43 Se confirma una vez
más la armonía fundamental del conocimiento filosófico y el de la fe: la fe requiere
que su objeto sea comprendido con la ayuda de la razón; la razón, en el culmen de su
búsqueda, admite como necesario lo que la fe le presenta. Novedad perenne del pensamiento
de santo Tomás de Aquino 43. Un puesto singular en este largo camino corresponde a santo
Tomás, no sólo por el contenido de su doctrina, sino también por la relación dialogal
que supo establecer con el pensamiento árabe y hebreo de su tiempo. En una época en la
que los pensadores cristianos descubrieron los tesoros de la filosofía antigua, y más
concretamente aristotélica, tuvo el gran mérito de destacar la armonía que existe entre
la razón y la fe. Argumentaba que la luz de la razón y la luz de la fe proceden ambas de
Dios; por tanto, no pueden contradecirse entre sí.44 Más radicalmente, Tomás reconoce
que la naturaleza, objeto propio de la filosofía, puede contribuir a la comprensión de
la revelación divina.

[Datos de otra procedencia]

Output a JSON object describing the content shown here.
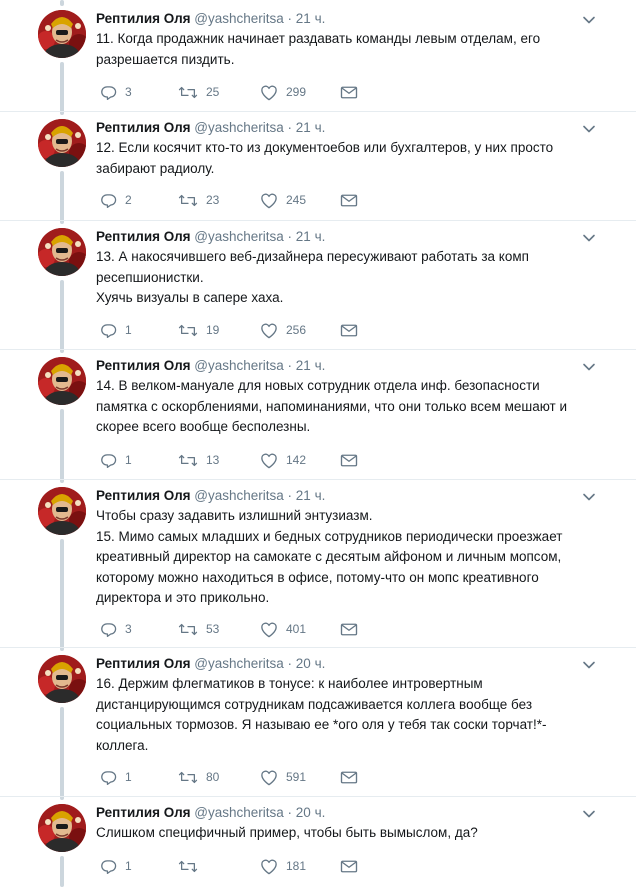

La fe, por tanto, no teme la razón, sino que la busca y confía en
ella. Como la gracia supone la naturaleza y la perfecciona,45 así la fe supone y
perfecciona la razón. Esta última, iluminada por la fe, es liberada de la fragilidad y
de los límites que derivan de la desobediencia del pecado y encuentra la fuerza necesaria
para elevarse al conocimiento del misterio de Dios Uno y Trino. Aun señalando con fuerza
el carácter sobrenatural de la fe, el Doctor Angélico no ha olvidado el valor de su
carácter racional; sino que ha sabido profundizar y precisar este sentido. En efecto, la
fe es de algún modo «ejercicio del pensamiento»; la razón del hombre no queda anulada
ni se envilece dando su asentimiento a los contenidos de la fe, que en todo caso se
alcanzan mediante una opción libre y consciente.46 Precisamente por este motivo la
Iglesia ha propuesto siempre a santo Tomás como maestro de pensamiento y modelo del modo
correcto de hacer teología. En este contexto, deseo recordar lo que escribió mi
predecesor, el siervo de Dios Pablo VI, con ocasión del séptimo centenario de la muerte
del Doctor Angélico: «No cabe duda que santo Tomás poseyó en grado eximio audacia para
la búsqueda de la verdad, libertad de espíritu para afrontar problemas nuevos y la
honradez intelectual propia de quien, no tolerando que el cristianismo se contamine con la
filosofía pagana, sin embargo no rechaza a priori esta filosofía. Por eso ha pasado a la
historia del pensamiento cristiano como precursor del nuevo rumbo de la filosofía y de la
cultura universal. El punto capital y como el meollo de la solución casi profética a la
nueva confrontación entre la razón y la fe, consiste en conciliar la secularidad del
mundo con las exigencias radicales del Evangelio, sustrayéndose así a la tendencia
innatural de despreciar el mundo y sus valores, pero sin eludir las exigencias supremas e
inflexibles del orden sobrenatural».47
44. Una de las grandes
intuiciones de santo Tomás es la que se refiere al papel que el Espíritu Santo realiza
haciendo madurar en sabiduría la ciencia humana. Desde las primeras páginas de su Summa
Theologiae 48 el Aquinate quiere mostrar la primacía de aquella sabiduría que es don del
Espíritu Santo e introduce en el conocimiento de las realidades divinas. Su teología
permite comprender la peculiaridad de la sabiduría en su estrecho vínculo con la fe y el
conocimiento de lo divino. Ella conoce por connaturalidad, presupone la fe y formula su
recto juicio a partir de la verdad de la fe misma: «La sabiduría, don del Espíritu
Santo, difiere de la que es virtud intelectual adquirida. Pues ésta se adquiere con
esfuerzo humano, y aquélla viene de arriba, como Santiago dice. De la misma manera
difiere también de la fe, porque la fe asiente a la verdad divina por sí misma; mas el
juicio conforme con la verdad divina pertenece al don de la sabiduría».49 La prioridad
reconocida a esta sabiduría no hace olvidar, sin embargo, al Doctor Angélico la
presencia de otras dos formas de sabiduría complementarias: la filosófica, basada en la
capacidad del intelecto para indagar la realidad dentro de sus límites connaturales, y la
teológica, fundamentada en la Revelación y que examina los contenidos de la fe, llegando
al misterio mismo de Dios. Convencido profundamente de que «omne verum a quocumque
dicatur a Spiritu Sancto est»,50 santo Tomás amó de manera desinteresada la verdad. La
buscó allí donde pudiera manifestarse, poniendo de relieve al máximo su universalidad.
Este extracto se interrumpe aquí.